What is an interaction?
An interaction is any touchpoint with an element on a website. These are defined by Analysts or Google Analytics Users and can be clicks, hovers, scrolls, etc.
Interaction rate is the percentage of people that interact (click, hover, tap) with an element.
Interaction rate is a very useful measure in the Product Analytics world and helps analysts find areas on websites or apps where the customer may be having trouble.
Let’s say that a Software Engineer notifies us that some of the Add to Cart buttons on the website stopped working and we need to know what percentage of sessions usually use this element so that the development team can understand how urgent getting this button fixed is.
This metric can also be used to offer insight on why a user may or may not convert and can be used as a key performance indicator for goals and objectives.
Need to know information
There are 3 main metrics captured in Google Analytics (Universal): total events, unique events, and a trickier metric to get your head around, unique dimension combinations.
These metrics are commonly analyzed using 3 dimensions: Event Category, Event Action, and Event Label.
What’s the difference between the event metrics?
To understand what users are doing on websites and apps we can look to the three event metrics: total events, unique events, and unique dimension combinations, but what’s the difference?
Let’s take a look at an example with data from a sock website. We’ll be looking at interactions with a product component.
If a user clicks on the Add to cart button 4 times, the event will be sent or ‘Fired’ 4 times to Google Analytics and the Total Events metric will be 4.
If another user also clicked on the Add to cart button 4 times, the Total events for this button would be 8. Google Analytics increments the Total Events metric by the number of times the tracking combination has fired.
Event Category: Product Card
Event Action: Click
Event Label: Add to cart
For unique interactions, Google Analytics counts 1 for the first time the event is fired in the session with these dimension values and ignores any additional events with the same values.
So in the case of our Add to Cart button, Unique Events would be 2, one for each customer that clicked within a session. The Total Events metric counts each time the value is sent.
Next, we have Unique Dimension Combinations. This metric counts the number of unique dimension-value combinations for each dimension in a report. This metric will often be close to the value of Unique Events in most cases but can differ depending on the dimensions you use.
Unique Dimension Combinations allow you to combine or group dimensions without needing to update or add additional tracking.
When should you use Unique Dimension Combinations?
Understanding how events fire on your website will help you with figuring out which metric to use.
- If the events are sent to Google Analytics at the same time, Unique Events will match with the Unique Dimension Combinations metric.
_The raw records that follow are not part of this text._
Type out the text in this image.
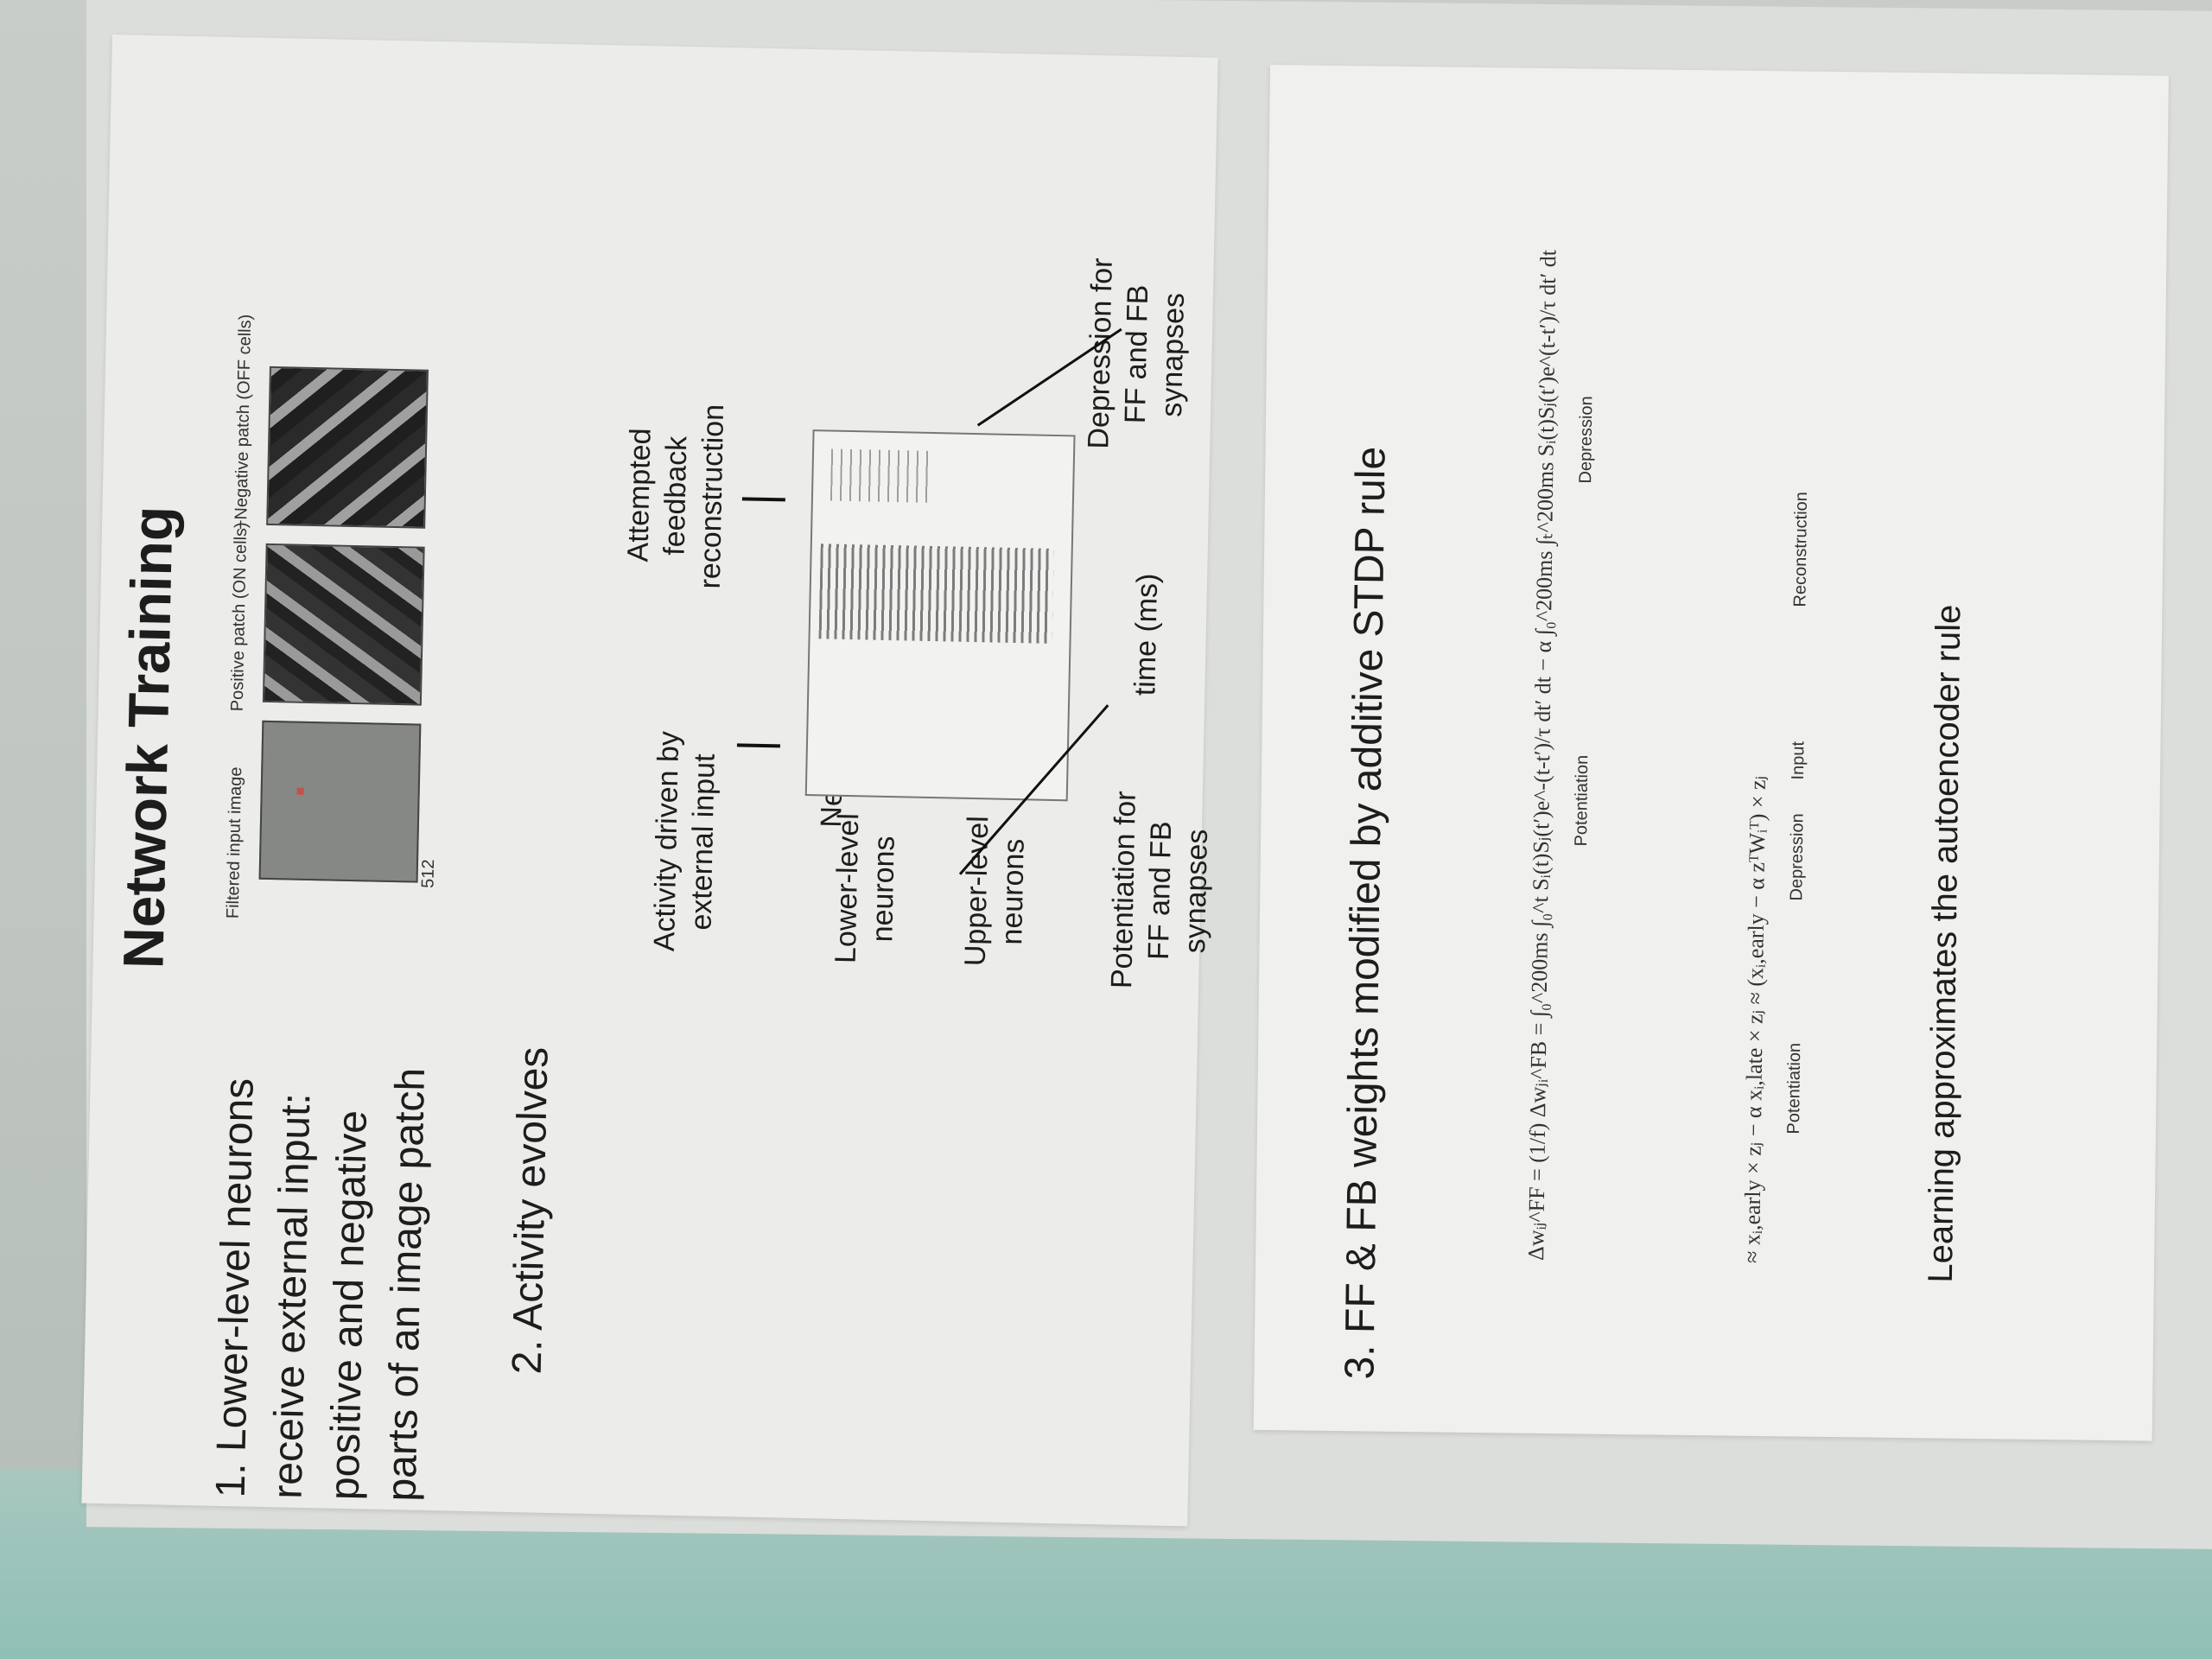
Network Training
1. Lower-level neurons receive external input: positive and negative parts of an image patch
Filtered input image	512
Positive patch (ON cells)
−Negative patch (OFF cells)
2. Activity evolves
Activity driven by external input
Attempted feedback reconstruction
Lower-level neurons Upper-level neurons
time (ms)
Potentiation for FF and FB synapses
Depression for FF and FB synapses
3. FF & FB weights modified by additive STDP rule	Δwᵢⱼ^FF = (1/f) Δwⱼᵢ^FB = ∫₀^200ms ∫₀^t Sᵢ(t)Sⱼ(t′)e^-(t-t′)/τ dt′ dt − α ∫₀^200ms ∫ₜ^200ms Sᵢ(t)Sⱼ(t′)e^(t-t′)/τ dt′ dt Potentiation
Depression
≈ xᵢ,early × zⱼ − α xᵢ,late × zⱼ ≈ (xᵢ,early − α zᵀWᵢᵀ) × zⱼ Potentiation
Depression
Input
Reconstruction
Learning approximates the autoencoder rule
- If the events are sent to Google analytics at different times within the session, these metrics will not match and Unique Events will be inflated.
- If in doubt, always use Unique Dimension Combinations, as this should be correct in both circumstances.
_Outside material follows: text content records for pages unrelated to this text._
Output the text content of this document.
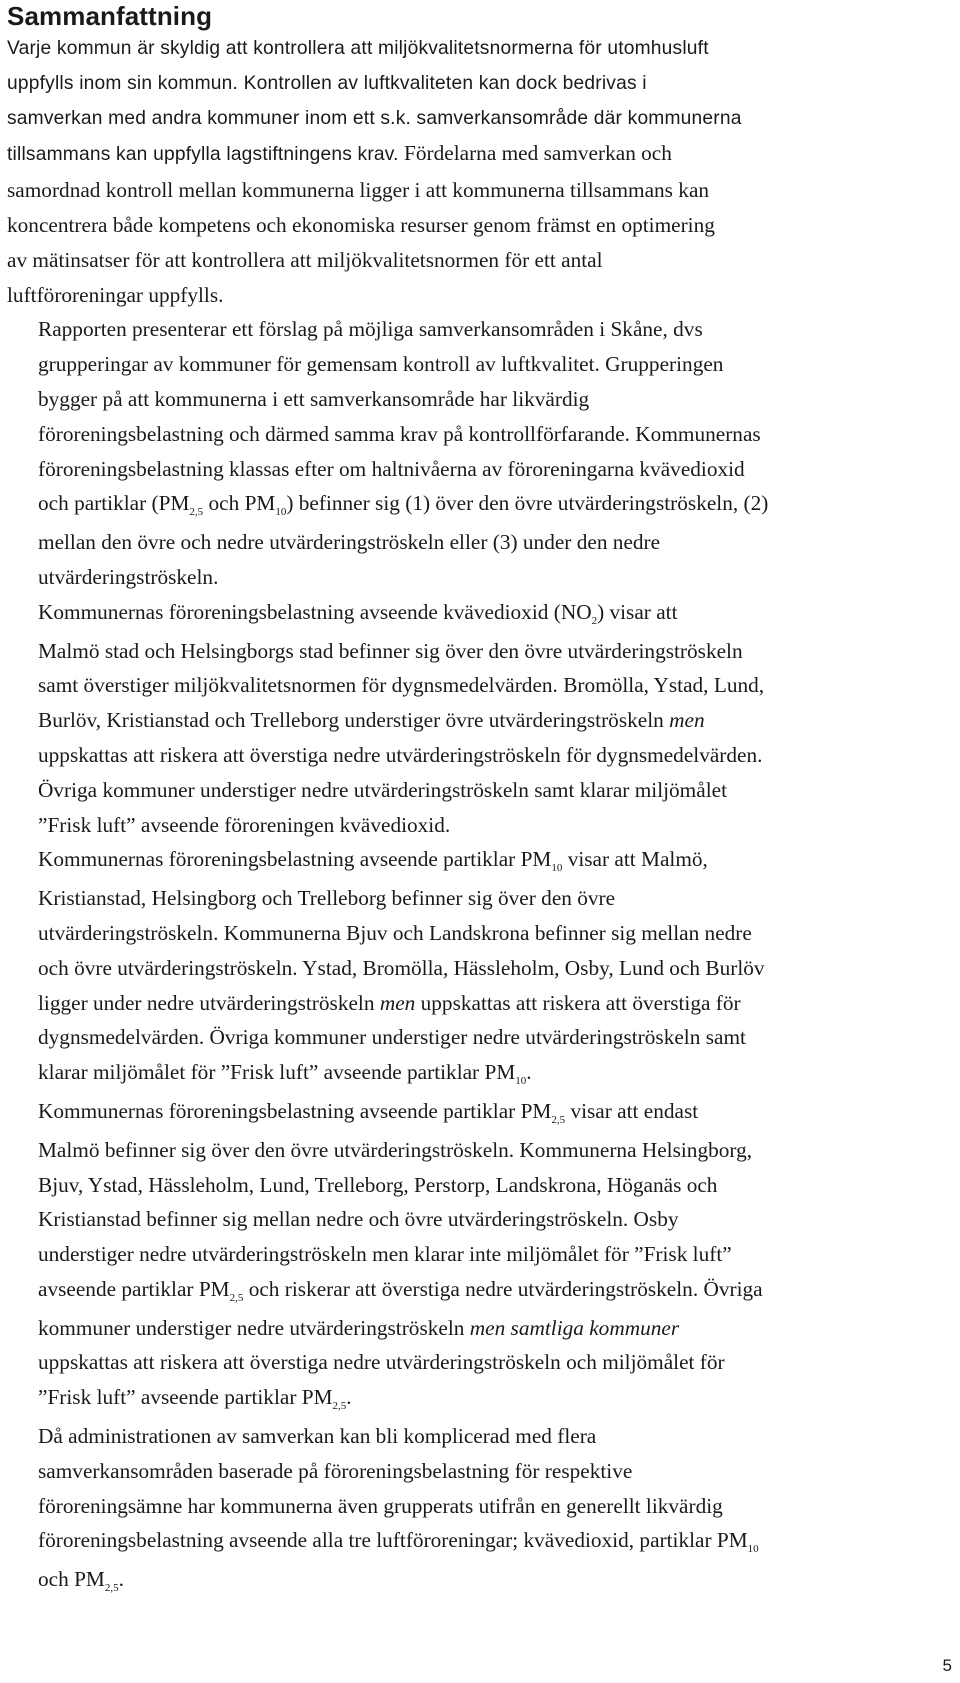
Sammanfattning

Varje kommun är skyldig att kontrollera att miljökvalitetsnormerna för utomhusluft
uppfylls inom sin kommun. Kontrollen av luftkvaliteten kan dock bedrivas i
samverkan med andra kommuner inom ett s.k. samverkansområde där kommunerna
tillsammans kan uppfylla lagstiftningens krav. Fördelarna med samverkan och
samordnad kontroll mellan kommunerna ligger i att kommunerna tillsammans kan
koncentrera både kompetens och ekonomiska resurser genom främst en optimering
av mätinsatser för att kontrollera att miljökvalitetsnormen för ett antal
luftföroreningar uppfylls.

Rapporten presenterar ett förslag på möjliga samverkansområden i Skåne, dvs
grupperingar av kommuner för gemensam kontroll av luftkvalitet. Grupperingen
bygger på att kommunerna i ett samverkansområde har likvärdig
föroreningsbelastning och därmed samma krav på kontrollförfarande. Kommunernas
föroreningsbelastning klassas efter om haltnivåerna av föroreningarna kvävedioxid
och partiklar ($PM_{2,5}$ och $PM_{10}$) befinner sig (1) över den övre utvärderingströskeln, (2)
mellan den övre och nedre utvärderingströskeln eller (3) under den nedre
utvärderingströskeln.

Kommunernas föroreningsbelastning avseende kvävedioxid $(NO_2)$ visar att
Malmö stad och Helsingborgs stad befinner sig över den övre utvärderingströskeln
samt överstiger miljökvalitetsnormen för dygnsmedelvärden. Bromölla, Ystad, Lund,
Burlöv, Kristianstad och Trelleborg understiger övre utvärderingströskeln men
uppskattas att riskera att överstiga nedre utvärderingströskeln för dygnsmedelvärden.
Övriga kommuner understiger nedre utvärderingströskeln samt klarar miljömålet
”Frisk luft” avseende föroreningen kvävedioxid.

Kommunernas föroreningsbelastning avseende partiklar $PM_{10}$ visar att Malmö,
Kristianstad, Helsingborg och Trelleborg befinner sig över den övre
utvärderingströskeln. Kommunerna Bjuv och Landskrona befinner sig mellan nedre
och övre utvärderingströskeln. Ystad, Bromölla, Hässleholm, Osby, Lund och Burlöv
ligger under nedre utvärderingströskeln men uppskattas att riskera att överstiga för
dygnsmedelvärden. Övriga kommuner understiger nedre utvärderingströskeln samt
klarar miljömålet för ”Frisk luft” avseende partiklar $PM_{10}$.

Kommunernas föroreningsbelastning avseende partiklar $PM_{2,5}$ visar att endast
Malmö befinner sig över den övre utvärderingströskeln. Kommunerna Helsingborg,
Bjuv, Ystad, Hässleholm, Lund, Trelleborg, Perstorp, Landskrona, Höganäs och
Kristianstad befinner sig mellan nedre och övre utvärderingströskeln. Osby
understiger nedre utvärderingströskeln men klarar inte miljömålet för ”Frisk luft”
avseende partiklar $PM_{2,5}$ och riskerar att överstiga nedre utvärderingströskeln. Övriga
kommuner understiger nedre utvärderingströskeln men samtliga kommuner
uppskattas att riskera att överstiga nedre utvärderingströskeln och miljömålet för
”Frisk luft” avseende partiklar $PM_{2,5}$.

Då administrationen av samverkan kan bli komplicerad med flera
samverkansområden baserade på föroreningsbelastning för respektive
föroreningsämne har kommunerna även grupperats utifrån en generellt likvärdig
föroreningsbelastning avseende alla tre luftföroreningar; kvävedioxid, partiklar $PM_{10}$
och $PM_{2,5}$.

5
Calculating Interaction Rate
If we wanted to understand how many people interact with the Add to Cart button we would first take a look at all of the sessions who have seen the page where the element lives. In Google Analytics you can create a segment for the page where the interaction takes place to find the number of sessions.
Next, we will find out how many Unique Dimension Combinations there are for the event category, action, and label for the event that fires for Add to Cart on the Sock product page.
Create a custom report with Page, Event Category, Event Action, Event Label by Unique Dimension Combinations to find this number.
In this example, 100 sessions saw the Sock product page and 80 Unique Dimension Combinations were sent to GA for the interaction of Click Add to Cart.
Now we can divide unique dimension combinations by Sessions * 100 to calculate the interaction rate. The answer for our example would be 80%.
Another useful measure is the average number of times an element is interacted with, within a session. (Avg Clicks) This is used to understand pain points.
If an element that should only be clicked once or twice has a high number of avg. clicks this can be an indication of either the user becoming stuck or clicking out of frustration.
What is interaction?
The analysis of behavioral events captured using tags on a website.
Where can I find events in Google Analytics?
In a custom report or stored under Behaviour > Events in the interface.
- Total Events
- Unique Events
- Unique Dimension Combinations
What are Unique Dimension Combinations and when should I use them?
The unique number of sessions that have interacted with a combination of events.
Best practice — use all the time when measuring unique interaction.